For the past ten years, NCPs have investigated hundreds of complaints – rejecting some, but, in many instances, issuing findings that call on particular companies to cease certain practices or to remedy specific instances in which the Guidelines have been violated.

In the midst of a ten-year review of the Guidelines, CBI worked with OECD to expand the use of mediation and conciliation to address complaints about Guideline violations. At the request of three NCPs, CBI produced Mediation Manual spelling out when and how informal problem solving might best be used.


CBI used a variety of research tools and methods to gain insight into how mediation might be incorporated into the NCP process.

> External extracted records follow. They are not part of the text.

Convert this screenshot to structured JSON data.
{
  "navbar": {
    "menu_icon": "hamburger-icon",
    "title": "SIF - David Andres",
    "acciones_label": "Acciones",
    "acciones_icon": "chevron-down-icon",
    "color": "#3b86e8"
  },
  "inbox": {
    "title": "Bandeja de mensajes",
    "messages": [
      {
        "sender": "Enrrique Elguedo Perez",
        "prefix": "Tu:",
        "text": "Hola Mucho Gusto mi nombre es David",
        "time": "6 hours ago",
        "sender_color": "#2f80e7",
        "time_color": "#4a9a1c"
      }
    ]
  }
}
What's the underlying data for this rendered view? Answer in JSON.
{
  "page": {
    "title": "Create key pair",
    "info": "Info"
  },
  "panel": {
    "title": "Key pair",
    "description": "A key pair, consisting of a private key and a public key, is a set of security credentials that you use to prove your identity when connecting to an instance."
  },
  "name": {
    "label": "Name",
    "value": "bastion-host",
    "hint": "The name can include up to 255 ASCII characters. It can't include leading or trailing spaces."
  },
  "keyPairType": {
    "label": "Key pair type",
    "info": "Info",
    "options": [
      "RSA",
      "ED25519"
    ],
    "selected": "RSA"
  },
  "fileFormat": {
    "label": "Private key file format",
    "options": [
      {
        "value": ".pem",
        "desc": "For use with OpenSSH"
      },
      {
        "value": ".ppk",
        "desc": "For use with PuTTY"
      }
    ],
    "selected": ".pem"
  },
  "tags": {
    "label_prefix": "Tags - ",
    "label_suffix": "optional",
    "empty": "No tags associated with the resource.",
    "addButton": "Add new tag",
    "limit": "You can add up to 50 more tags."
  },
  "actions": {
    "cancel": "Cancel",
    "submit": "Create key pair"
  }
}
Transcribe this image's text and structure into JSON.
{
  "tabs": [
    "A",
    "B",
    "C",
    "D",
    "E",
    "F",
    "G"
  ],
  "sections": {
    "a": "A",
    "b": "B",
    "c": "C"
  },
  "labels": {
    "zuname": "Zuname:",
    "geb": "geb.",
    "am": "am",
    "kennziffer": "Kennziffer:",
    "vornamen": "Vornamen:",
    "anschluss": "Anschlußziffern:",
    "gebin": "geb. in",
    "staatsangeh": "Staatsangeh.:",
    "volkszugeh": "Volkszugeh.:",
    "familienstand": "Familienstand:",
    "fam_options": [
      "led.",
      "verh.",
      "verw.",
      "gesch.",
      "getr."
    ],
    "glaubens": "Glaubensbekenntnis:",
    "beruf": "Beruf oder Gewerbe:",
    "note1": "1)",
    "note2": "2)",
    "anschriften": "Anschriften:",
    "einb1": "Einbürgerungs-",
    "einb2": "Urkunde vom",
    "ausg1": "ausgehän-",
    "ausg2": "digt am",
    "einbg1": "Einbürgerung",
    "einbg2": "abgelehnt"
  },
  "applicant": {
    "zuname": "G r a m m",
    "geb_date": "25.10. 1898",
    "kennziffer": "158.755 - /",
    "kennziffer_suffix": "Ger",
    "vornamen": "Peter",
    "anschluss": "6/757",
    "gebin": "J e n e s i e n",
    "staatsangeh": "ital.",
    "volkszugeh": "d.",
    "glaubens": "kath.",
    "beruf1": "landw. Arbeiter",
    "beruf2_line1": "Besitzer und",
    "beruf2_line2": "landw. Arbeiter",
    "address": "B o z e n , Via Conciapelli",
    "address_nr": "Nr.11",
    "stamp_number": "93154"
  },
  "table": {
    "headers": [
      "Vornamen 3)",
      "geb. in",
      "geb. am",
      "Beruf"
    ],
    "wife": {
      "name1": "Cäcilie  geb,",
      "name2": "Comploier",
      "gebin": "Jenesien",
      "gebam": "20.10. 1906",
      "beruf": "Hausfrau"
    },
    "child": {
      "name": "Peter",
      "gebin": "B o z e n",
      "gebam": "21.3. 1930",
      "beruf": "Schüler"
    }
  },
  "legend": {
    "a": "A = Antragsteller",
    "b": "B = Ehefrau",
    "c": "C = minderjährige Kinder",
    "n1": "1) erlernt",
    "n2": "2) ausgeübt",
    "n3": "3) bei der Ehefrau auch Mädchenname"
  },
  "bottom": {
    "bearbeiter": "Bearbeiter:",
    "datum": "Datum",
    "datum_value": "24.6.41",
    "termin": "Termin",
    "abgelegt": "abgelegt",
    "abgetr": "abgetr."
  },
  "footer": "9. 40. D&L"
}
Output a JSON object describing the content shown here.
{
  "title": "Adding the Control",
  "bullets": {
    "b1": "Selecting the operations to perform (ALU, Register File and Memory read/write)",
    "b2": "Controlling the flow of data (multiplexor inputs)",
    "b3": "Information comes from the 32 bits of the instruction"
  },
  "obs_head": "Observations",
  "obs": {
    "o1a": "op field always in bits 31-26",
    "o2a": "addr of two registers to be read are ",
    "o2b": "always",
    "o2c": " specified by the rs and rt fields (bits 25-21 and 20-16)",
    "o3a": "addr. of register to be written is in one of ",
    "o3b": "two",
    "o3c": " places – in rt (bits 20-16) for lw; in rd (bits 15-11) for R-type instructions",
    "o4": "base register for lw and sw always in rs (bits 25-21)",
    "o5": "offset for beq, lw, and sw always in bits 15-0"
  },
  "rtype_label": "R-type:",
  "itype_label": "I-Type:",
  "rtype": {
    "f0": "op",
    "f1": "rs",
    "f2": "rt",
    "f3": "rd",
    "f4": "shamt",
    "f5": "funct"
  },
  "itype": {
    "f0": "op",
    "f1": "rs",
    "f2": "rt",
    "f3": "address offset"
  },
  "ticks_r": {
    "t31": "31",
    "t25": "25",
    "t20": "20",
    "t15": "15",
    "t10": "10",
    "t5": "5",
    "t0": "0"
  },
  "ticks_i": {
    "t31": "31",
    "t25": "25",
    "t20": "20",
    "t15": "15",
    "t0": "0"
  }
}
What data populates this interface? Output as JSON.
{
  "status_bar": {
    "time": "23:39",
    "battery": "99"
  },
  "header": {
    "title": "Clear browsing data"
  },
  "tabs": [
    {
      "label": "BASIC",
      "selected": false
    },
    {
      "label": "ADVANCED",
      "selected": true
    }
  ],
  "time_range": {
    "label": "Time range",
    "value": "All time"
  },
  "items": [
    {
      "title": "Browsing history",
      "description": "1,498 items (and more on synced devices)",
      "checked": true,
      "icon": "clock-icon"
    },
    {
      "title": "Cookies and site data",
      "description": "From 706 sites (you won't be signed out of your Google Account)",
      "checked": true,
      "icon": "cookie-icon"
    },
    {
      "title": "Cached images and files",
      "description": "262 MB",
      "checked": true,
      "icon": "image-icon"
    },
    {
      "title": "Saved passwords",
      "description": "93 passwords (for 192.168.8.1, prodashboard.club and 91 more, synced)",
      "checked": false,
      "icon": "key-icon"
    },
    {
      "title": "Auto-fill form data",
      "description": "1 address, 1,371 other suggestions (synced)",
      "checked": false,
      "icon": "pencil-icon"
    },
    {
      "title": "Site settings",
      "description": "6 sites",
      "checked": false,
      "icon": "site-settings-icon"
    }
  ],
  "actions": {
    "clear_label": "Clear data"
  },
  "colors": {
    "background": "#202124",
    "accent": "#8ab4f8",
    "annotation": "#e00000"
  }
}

CBI used several approaches to better understand how to incorporate mediation into the NCP process, including:

  • Holding discussions to learn what NCP staff would like incorporated into the Manual
  • Listening to the challenges and barriers the staff faced when they tried to use mediation in the past
  • Researching stakeholder perceptions of the OECD complaint mechanism and the NCP offices’ handling of the complaint process   
  • Maintaining communication with the NCP offices throughout the process

Through interviews and research, CBI identified several apparent issues areas. Some NCPs were:

  • Unclear about the role of non-government neutrals in the informal problem-solving process and needed to understand how the neutrals' roles would dovetail with the work of NCP members and staff
  • Concerned about how effective mediation could be in situations where the debate among the parties is extremely contentious
  • Unsure how to manage potential tradeoffs between informal problem solving and the formal complaint investigations the NCPs are required to pursue


CBI completes the Mediation Manual, which includes summaries of recent NCP efforts to apply informal problem solving.

Through CBI’s work with the OECD, a number of NCPs now understand that by hiring a mediator they do not relinquish decision-making authority to an outsider, but instead add an informal problem-solving step to a process that may still require a complete, formal investigation as well. Since a formal investigation could be required, it is usually inappropriate for an NCP itself to facilitate informal problem solving. The NCPs came to realize that a professional mediator can help build trust among parties and that informal problem solving can proceed while a formal investigation is underway, as long as the parallel processes are managed effectively.

CBI recommended that the NCPs add early assessment and convening steps to their formal procedures to clarify what parties should be at the table and what the agenda should cover. The completed Mediation Manual was disseminated to all NCPs and made available online.